The method (600) of any one of claims 13 to 16, further comprising: moving (622) the cured structure (64) to a new location in the manufacturing line (10) to receive further manufacturing processes.

The method (600) of any of claims 13 to 17, further comprising: moving (606) the mold (140) to a separation system (70) where the mold segments (235) are separated (614) from each other. .

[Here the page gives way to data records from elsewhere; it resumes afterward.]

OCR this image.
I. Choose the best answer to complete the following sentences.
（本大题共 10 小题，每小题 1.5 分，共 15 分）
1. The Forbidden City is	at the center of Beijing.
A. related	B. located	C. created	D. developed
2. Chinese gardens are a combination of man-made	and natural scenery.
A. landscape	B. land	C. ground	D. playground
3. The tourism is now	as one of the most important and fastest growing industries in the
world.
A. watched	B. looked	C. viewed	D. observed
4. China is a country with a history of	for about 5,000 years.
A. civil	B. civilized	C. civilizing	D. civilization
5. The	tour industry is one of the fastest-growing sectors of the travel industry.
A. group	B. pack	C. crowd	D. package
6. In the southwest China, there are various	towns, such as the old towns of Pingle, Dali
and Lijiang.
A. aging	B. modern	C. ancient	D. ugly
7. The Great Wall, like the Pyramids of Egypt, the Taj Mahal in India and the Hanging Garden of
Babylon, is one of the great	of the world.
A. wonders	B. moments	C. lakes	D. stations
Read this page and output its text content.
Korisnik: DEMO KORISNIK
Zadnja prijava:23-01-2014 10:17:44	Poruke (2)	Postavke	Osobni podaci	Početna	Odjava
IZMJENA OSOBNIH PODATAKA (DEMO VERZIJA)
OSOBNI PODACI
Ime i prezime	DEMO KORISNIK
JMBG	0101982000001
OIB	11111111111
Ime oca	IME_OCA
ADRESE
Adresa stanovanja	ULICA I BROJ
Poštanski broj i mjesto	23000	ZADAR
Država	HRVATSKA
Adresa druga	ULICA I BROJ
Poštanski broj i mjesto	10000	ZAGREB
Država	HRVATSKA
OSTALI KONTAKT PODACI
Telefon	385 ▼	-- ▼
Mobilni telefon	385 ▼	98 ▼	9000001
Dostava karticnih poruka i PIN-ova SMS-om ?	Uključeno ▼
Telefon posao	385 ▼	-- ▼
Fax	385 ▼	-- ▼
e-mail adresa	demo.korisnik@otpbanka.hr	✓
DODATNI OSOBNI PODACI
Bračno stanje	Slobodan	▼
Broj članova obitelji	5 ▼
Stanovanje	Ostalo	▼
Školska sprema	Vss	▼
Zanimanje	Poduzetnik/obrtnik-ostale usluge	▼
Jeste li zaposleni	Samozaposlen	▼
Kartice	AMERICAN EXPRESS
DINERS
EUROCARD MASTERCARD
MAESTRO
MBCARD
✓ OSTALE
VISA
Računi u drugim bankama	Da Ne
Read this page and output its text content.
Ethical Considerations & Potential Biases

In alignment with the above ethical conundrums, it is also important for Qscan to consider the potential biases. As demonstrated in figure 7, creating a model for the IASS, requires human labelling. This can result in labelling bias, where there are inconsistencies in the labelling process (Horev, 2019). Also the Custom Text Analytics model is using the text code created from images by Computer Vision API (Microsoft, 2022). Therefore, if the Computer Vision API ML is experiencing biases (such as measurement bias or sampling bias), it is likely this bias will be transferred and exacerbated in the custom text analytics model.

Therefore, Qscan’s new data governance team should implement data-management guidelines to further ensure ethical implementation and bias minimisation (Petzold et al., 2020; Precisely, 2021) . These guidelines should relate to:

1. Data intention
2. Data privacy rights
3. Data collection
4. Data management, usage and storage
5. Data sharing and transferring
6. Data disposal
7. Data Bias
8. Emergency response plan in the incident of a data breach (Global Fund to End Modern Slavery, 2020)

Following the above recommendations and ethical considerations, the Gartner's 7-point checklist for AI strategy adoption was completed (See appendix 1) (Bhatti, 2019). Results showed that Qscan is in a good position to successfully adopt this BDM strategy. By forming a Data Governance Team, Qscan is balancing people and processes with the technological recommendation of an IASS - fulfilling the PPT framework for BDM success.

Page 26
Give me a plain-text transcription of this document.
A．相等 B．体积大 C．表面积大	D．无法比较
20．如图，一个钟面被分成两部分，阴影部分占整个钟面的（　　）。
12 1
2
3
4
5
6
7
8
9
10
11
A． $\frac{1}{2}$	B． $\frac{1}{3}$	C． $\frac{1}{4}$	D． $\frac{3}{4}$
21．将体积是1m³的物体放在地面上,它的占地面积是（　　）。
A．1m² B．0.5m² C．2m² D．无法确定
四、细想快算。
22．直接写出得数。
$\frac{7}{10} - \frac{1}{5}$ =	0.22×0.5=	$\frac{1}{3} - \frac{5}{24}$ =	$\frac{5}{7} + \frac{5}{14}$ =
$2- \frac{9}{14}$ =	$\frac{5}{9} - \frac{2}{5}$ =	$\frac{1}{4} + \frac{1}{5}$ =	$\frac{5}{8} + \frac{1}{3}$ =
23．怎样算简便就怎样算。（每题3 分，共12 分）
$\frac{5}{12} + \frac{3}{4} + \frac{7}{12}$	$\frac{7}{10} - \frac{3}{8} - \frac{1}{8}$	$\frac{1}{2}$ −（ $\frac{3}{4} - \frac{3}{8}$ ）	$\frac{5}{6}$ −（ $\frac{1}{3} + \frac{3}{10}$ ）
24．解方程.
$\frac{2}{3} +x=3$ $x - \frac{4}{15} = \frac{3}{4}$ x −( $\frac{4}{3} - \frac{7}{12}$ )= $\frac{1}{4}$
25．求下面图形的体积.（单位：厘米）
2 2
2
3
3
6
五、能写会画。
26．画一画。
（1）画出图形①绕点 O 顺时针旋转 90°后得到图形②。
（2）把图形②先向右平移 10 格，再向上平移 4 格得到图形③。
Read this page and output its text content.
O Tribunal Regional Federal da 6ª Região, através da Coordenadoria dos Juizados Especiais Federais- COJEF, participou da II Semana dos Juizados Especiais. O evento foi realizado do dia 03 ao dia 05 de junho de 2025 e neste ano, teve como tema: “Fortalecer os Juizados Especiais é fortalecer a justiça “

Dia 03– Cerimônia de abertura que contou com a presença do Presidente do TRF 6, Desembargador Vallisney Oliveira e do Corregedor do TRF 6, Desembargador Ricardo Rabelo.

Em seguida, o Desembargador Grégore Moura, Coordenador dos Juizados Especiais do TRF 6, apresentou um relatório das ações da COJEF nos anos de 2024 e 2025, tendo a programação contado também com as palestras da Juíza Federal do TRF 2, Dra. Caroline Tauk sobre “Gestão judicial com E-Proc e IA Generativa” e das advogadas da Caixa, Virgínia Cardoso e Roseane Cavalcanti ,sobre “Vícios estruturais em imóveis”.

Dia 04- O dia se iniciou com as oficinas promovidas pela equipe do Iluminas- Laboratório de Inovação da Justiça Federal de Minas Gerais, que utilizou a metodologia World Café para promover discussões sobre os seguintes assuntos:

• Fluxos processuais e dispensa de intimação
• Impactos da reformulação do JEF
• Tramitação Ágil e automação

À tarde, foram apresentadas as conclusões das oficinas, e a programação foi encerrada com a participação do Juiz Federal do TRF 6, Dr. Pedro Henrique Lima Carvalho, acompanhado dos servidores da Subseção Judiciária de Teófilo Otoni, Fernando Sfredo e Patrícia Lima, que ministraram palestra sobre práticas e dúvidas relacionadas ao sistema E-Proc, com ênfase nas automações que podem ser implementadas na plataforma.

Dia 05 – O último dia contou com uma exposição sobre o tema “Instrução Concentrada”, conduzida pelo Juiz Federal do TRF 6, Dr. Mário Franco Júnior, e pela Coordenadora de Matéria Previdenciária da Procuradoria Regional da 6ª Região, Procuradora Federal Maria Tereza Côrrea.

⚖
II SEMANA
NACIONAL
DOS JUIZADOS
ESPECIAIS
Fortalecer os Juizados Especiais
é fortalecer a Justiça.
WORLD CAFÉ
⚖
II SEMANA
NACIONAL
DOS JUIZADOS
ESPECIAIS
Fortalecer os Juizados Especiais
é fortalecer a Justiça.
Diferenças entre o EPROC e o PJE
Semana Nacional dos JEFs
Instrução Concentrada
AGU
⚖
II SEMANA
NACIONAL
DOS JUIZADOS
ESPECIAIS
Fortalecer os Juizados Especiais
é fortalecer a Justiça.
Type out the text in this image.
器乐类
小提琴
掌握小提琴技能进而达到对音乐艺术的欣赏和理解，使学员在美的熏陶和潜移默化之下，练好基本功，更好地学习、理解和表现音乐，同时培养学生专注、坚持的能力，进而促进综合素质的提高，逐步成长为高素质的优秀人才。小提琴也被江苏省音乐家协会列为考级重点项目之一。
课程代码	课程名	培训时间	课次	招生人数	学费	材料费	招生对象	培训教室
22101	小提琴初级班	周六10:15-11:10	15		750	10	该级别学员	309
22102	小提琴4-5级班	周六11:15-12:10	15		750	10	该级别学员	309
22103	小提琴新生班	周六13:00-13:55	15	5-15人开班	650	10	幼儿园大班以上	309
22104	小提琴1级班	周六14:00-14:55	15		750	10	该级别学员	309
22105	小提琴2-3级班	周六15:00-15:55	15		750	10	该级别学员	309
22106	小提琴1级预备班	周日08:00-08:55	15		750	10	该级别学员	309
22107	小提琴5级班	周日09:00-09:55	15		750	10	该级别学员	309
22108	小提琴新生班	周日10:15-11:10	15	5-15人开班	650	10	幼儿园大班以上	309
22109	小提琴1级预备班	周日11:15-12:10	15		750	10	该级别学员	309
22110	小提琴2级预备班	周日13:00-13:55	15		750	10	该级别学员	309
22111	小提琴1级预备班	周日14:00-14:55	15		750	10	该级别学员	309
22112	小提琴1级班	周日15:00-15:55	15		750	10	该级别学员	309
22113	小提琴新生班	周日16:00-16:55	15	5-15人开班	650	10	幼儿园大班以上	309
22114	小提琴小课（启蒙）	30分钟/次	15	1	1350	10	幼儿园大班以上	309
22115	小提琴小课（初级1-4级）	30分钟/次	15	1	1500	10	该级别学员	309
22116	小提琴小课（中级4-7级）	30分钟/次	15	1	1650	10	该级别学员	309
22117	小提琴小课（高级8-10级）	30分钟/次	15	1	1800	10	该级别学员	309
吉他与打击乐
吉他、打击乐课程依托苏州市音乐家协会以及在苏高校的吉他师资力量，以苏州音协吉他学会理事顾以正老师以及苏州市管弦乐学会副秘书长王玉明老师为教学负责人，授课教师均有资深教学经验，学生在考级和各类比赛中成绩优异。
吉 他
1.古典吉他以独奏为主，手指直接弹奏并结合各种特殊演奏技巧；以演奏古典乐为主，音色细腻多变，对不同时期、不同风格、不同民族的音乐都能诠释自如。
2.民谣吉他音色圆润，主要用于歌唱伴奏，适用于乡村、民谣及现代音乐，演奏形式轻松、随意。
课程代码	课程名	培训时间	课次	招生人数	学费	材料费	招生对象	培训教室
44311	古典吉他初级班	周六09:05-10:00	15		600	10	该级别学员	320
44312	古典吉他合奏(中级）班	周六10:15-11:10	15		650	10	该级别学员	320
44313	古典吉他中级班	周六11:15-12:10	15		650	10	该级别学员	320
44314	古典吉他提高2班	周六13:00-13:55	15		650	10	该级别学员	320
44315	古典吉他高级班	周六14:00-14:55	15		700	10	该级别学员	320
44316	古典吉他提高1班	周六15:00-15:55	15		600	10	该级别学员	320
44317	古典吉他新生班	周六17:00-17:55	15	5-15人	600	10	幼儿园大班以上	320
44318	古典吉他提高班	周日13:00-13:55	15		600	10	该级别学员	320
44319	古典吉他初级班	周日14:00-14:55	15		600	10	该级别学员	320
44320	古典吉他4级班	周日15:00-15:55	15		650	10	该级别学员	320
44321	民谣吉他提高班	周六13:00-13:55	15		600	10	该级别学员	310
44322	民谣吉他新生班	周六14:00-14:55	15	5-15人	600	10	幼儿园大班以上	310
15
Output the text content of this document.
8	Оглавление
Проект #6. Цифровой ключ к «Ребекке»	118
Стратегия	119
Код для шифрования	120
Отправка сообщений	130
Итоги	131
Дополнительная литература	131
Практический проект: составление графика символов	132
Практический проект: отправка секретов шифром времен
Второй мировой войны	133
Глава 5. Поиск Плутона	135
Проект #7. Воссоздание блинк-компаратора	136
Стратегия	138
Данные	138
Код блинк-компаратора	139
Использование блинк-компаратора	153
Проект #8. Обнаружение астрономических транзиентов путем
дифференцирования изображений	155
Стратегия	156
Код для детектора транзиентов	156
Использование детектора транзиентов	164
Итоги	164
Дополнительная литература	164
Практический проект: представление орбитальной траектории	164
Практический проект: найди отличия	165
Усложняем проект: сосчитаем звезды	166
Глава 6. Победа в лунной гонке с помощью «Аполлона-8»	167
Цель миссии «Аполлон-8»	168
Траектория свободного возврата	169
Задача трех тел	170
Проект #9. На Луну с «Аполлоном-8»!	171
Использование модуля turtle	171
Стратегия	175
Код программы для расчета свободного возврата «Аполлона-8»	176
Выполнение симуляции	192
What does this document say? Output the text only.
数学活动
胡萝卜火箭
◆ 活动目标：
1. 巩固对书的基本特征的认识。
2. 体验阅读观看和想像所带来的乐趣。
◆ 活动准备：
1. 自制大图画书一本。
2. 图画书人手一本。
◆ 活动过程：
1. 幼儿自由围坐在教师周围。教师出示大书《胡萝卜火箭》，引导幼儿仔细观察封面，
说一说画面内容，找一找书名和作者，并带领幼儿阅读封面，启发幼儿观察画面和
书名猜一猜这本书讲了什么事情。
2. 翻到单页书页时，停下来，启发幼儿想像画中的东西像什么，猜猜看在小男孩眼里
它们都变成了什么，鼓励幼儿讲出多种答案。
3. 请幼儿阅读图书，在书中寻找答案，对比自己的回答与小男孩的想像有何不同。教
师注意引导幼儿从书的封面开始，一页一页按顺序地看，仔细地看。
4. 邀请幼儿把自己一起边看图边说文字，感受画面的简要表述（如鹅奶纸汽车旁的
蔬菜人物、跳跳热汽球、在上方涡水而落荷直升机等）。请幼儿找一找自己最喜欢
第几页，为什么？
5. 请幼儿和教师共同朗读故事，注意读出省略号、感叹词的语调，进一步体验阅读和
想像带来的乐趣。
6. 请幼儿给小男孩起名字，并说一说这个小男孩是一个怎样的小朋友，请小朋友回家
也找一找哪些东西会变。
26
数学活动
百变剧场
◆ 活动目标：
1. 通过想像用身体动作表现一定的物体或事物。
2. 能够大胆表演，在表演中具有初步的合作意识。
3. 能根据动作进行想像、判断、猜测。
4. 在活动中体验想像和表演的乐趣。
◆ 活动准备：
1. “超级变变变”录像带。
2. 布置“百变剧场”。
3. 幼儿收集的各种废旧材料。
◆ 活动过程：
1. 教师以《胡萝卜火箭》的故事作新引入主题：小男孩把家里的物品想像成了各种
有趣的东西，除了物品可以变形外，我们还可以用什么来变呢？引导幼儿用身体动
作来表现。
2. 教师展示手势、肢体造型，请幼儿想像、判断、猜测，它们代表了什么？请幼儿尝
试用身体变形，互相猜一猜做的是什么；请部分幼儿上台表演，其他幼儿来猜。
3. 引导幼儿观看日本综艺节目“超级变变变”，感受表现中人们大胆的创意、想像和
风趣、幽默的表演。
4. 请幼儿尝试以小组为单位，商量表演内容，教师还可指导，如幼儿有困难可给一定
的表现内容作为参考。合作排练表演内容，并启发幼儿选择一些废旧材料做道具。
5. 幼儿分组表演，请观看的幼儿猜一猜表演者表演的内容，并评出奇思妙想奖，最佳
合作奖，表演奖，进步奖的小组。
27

The method (600) of any one of claims 13 to 18, further comprising: conveying (630) the mold segments (235) to a start position (52) for a setting station (100) that picks up the preforms (150) and places on the mold segments (235).

The method (600) of any one of claims 13 to 19, wherein: separating (614) the mold segments (235) from each other comprises removing (616) fasteners (242) from the mold segments (235).

The method (600) of any one of claims 13 to 20, further comprising: removing (620) release films (62) from the mold segments (235) after separating (610) the mold segments (235) from the said mold segments. cured structure (64), and prior to separating (614) the mold segments (235) from each other.

The method (600) of any one of claims 13 to 21, wherein:

separating (610) the mold segments (235) from the cured structure (64) includes vertically moving (612) the cured structure (64) to separate (610) the cured structure (64) from the mold segments (235) .

The method (600) of any one of claims 14 to 16, further comprising: placing (400) the preforms (130) on the mold segments (235) via pick and place (PNP) machines (130). ), after the mold segments (235) have been cleaned (604).

The method (600) of any one of claims 13 to 23, wherein: separating (610) the mold segments (235) from the cured structure (64) comprises separating (610) the mold segments (235) of a cured portion (768) of a hull (750).

A portion (768) of an aircraft (750) assembled according to the method (600) of any one of claims 13 to 24.